Multiantenna Transceiver
Techniques for 3G and Beyond
Ari Hottinen, Risto Wichman, Olav Tirkkonen
This book presents the basic concepts behind modulation design for multi-input multi-output (MIMO) wireless channels, and develops multi-antenna transceiver techniques from the signal processing perspective. The Finnish authors describe linear processing transmit diversity methods that operate with or without channel state information at the transmitter, then provide examples of high throughput, low complexity matrix modulation schemes when signaling without side information. The final section addresses closed-loop methods, and constructs hybrid schemes where the amount of overhead due to feedback is reduced by combining open-loop transmission with closed-loop signaling.
802.11 Security
By Bruce Potter and Bob Fleck
O’Reilly, $34.95
Wireless networks are fraught with security challenges for users and network administrators alike. The lack of physical security, access to free auditing tools that double as attack tools, and the ability to monitor traffic without being noticed make wireless networks an easy target for malicious users. In O’Reilly’s 802.11 Security, authors Bruce Potter and Bob Fleck tackle the issues unique to wireless networking, covering the areas of risk and potential attack and the tools that can be used to successfully defend against them. Starting with the fundamentals, the book discusses the challenges of Wireless Access Points (WAP), bandwidth stealing, and the problematic Wired Equivalent Privacy component of 802.11.
Learning Wireless Java
Qusay H. Mahmoud
O’Reilly, $34.95
Now that the Java programming language has come to the wireless arena with the advent of the Java 2 Platform, Micro Edition (J2ME) from Sun Microsystems, the possibilities for new wireless applications and over-the-air distribution models for handheld devices are beckoning to Java programmers.
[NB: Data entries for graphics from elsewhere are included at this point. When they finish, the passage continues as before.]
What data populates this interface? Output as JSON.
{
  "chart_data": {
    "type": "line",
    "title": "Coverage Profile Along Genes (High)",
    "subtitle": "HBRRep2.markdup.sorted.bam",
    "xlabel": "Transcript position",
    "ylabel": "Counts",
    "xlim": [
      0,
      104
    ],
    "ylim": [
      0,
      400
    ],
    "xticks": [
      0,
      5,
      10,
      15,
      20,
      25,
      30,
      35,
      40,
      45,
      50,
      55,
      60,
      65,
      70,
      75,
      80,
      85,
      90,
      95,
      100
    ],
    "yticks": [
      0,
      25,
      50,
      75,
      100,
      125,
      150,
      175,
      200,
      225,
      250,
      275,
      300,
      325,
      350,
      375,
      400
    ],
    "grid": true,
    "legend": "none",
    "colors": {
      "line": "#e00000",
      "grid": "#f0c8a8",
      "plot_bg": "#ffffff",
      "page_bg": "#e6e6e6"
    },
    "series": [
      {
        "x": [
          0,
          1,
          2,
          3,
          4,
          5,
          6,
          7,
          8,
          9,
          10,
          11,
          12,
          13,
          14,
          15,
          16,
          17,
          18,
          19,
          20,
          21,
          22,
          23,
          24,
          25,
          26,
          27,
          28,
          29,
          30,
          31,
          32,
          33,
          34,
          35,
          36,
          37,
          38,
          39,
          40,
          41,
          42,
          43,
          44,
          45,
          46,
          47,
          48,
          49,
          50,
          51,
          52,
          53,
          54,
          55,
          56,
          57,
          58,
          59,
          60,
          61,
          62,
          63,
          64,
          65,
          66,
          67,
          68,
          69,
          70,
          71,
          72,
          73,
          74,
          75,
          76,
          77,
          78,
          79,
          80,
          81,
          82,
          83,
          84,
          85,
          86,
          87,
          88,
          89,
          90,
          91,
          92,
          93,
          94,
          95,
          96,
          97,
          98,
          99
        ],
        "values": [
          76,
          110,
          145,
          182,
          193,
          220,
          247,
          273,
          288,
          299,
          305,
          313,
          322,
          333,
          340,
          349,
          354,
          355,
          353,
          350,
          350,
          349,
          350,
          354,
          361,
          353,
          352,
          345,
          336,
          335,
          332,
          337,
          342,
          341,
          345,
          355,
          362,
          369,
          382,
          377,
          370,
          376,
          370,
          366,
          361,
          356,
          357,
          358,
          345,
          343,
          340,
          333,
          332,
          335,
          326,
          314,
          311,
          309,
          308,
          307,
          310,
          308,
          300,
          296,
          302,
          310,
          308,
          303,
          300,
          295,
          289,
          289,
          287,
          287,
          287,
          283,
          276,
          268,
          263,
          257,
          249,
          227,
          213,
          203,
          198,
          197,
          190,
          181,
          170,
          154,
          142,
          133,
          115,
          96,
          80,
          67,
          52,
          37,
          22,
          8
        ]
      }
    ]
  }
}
Learning Wireless Java by Qusay H. Mahmoud was written to bring these programmers up to speed with wireless Java as quickly as possible. Mahmoud, who has written dozens of articles and tutorials on developing wireless applications, contends that the next big shakeup in the technology industry is wireless, and wireless Java will play an important role in it. According to Mahmoud, there are numerous advantages to using Java for wireless devices, including the dynamic download of applications that will run even when the device (say, a cell phone) is disconnected from the wireless network or out of the coverage area. A second advantage is that wireless Java provides support for disconnected operations. And, true to Java in general, wireless Java applications are platform-independent: they run on all wireless Java-enabled devices in the same manner.